One of the key questions is how to monetize video on the Internet, as the
free sharing of copyrighted material has been struck down by the courts. While
popular movies and TV shows can demand a high enough per-download price for a
sustainable business model, more specialized videos may need to be offered at a
lower cost. It was the consensus of the panel that "The Long Tail" of less
popular videos can only be distributed cost-effectively with a peer-to-peer
model, which has legitimate uses beyond the recent crop of file-sharing
networks. To further lower the cost charged to customers, on-line advertising
can be a significant source of revenue.
All of the participants have a background in media and p2p technologies.
Bram Cohen is the designer of the popular BitTorrent protocol and Streamcast
Networks is the originator of the Morpheus network.
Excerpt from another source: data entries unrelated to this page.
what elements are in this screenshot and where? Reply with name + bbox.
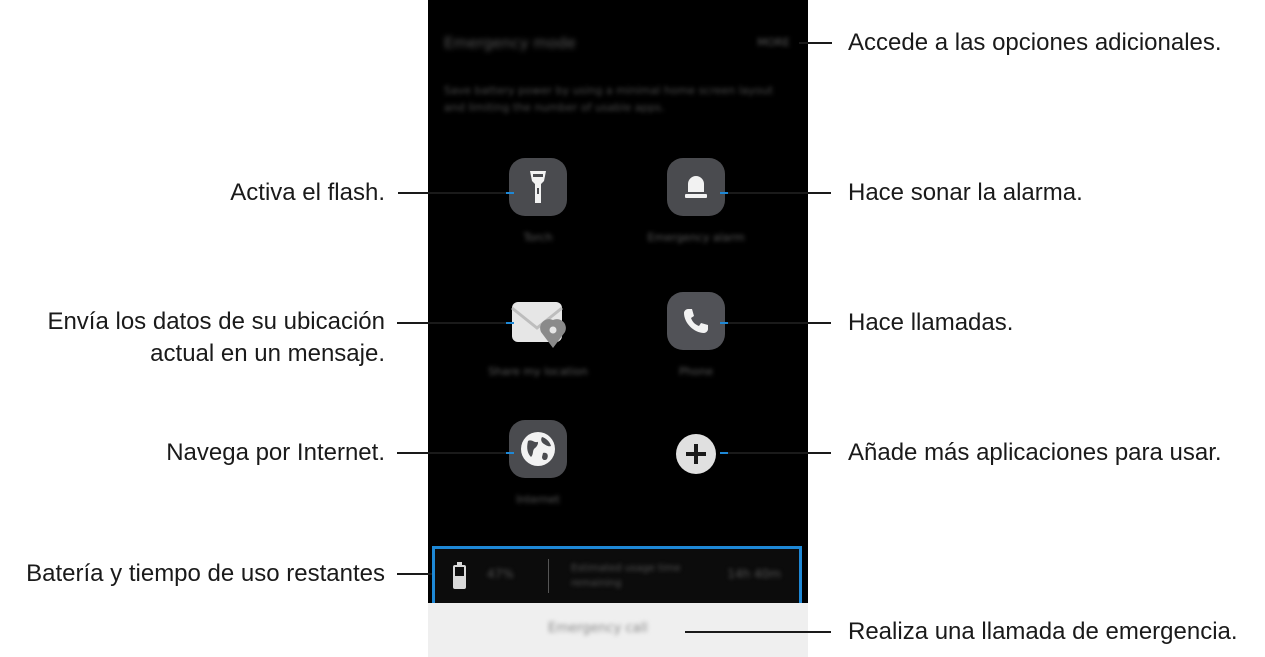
plus-icon: [667, 420, 725, 478]
callout-line-add-end: [720, 452, 728, 454]
app-share-location[interactable]: Share my location: [468, 292, 608, 380]
phone-handset-icon: [667, 292, 725, 350]
alarm-bell-icon: [667, 158, 725, 216]
callout-line-torch-end: [506, 192, 514, 194]
mode-description: Save battery power by using a minimal ho…: [444, 84, 773, 114]
envelope-location-icon: [509, 292, 567, 350]
callout-line-share-end: [506, 322, 514, 324]
callout-line-alarm: [728, 192, 831, 194]
callout-phone: Hace llamadas.: [848, 309, 1014, 336]
battery-icon: [453, 562, 466, 589]
app-label: Emergency alarm: [647, 231, 745, 244]
callout-share-location-line2: actual en un mensaje.: [150, 340, 385, 367]
callout-line-battery: [397, 573, 432, 575]
callout-torch: Activa el flash.: [230, 179, 385, 206]
flashlight-icon: [509, 158, 567, 216]
app-emergency-alarm[interactable]: Emergency alarm: [626, 158, 766, 246]
callout-line-phone: [728, 322, 831, 324]
callout-line-more: [799, 42, 832, 44]
battery-percent: 47%: [487, 567, 514, 581]
callout-line-internet-end: [506, 452, 514, 454]
app-phone[interactable]: Phone: [626, 292, 766, 380]
divider: [548, 559, 549, 593]
callout-line-alarm-end: [720, 192, 728, 194]
add-app-button[interactable]: [626, 420, 766, 492]
callout-line-internet: [397, 452, 506, 454]
phone-screen: Emergency mode MORE Save battery power b…: [428, 0, 808, 657]
app-torch[interactable]: Torch: [468, 158, 608, 246]
app-label: Share my location: [488, 365, 588, 378]
callout-add-apps: Añade más aplicaciones para usar.: [848, 439, 1222, 466]
callout-line-phone-end: [720, 322, 728, 324]
callout-line-emergency-call: [685, 631, 831, 633]
callout-share-location-line1: Envía los datos de su ubicación: [47, 308, 385, 335]
globe-icon: [509, 420, 567, 478]
callout-alarm: Hace sonar la alarma.: [848, 179, 1083, 206]
emergency-call-button[interactable]: Emergency call: [428, 603, 808, 657]
emergency-call-label: Emergency call: [548, 621, 648, 636]
battery-status-bar: 47% Estimated usage time remaining 14h 4…: [432, 546, 802, 608]
app-label: Internet: [516, 493, 560, 506]
callout-battery: Batería y tiempo de uso restantes: [26, 560, 385, 587]
usage-time-label: Estimated usage time remaining: [571, 563, 681, 589]
callout-emergency-call: Realiza una llamada de emergencia.: [848, 618, 1238, 645]
callout-internet: Navega por Internet.: [166, 439, 385, 466]
screen-title: Emergency mode: [444, 34, 576, 52]
callout-line-torch: [398, 192, 506, 194]
callout-line-add: [728, 452, 831, 454]
usage-time-remaining: 14h 40m: [727, 567, 781, 581]
app-label: Phone: [678, 365, 714, 378]
callout-more-options: Accede a las opciones adicionales.: [848, 29, 1222, 56]
app-internet[interactable]: Internet: [468, 420, 608, 508]
app-label: Torch: [523, 231, 553, 244]
callout-line-share: [397, 322, 506, 324]
more-button[interactable]: MORE: [757, 36, 790, 49]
Zimmermann has worked on
video streaming for more than a decade, designing some of the fundamental
algorithms of media distribution architectures. The Yima
media server developed at IMSC became the foundation of the pioneering Remote Media Immersion (RMI) system. RMI, a
breakthrough in Internet technology, demonstrated high resolution, big-screen
digital video streaming and multichannel audio at a time when broadband was
still in its infancy.
Recently Zimmermann has focused on peer-to-peer large-scale group
communications. For example, his team designed the ACTIVE protocol that
combines advantages of a centralized approach with the decentralized nature of a
p2p topology. It is specifically designed for live media streaming, something
that he expects to become much more prevalent on the Net in the future.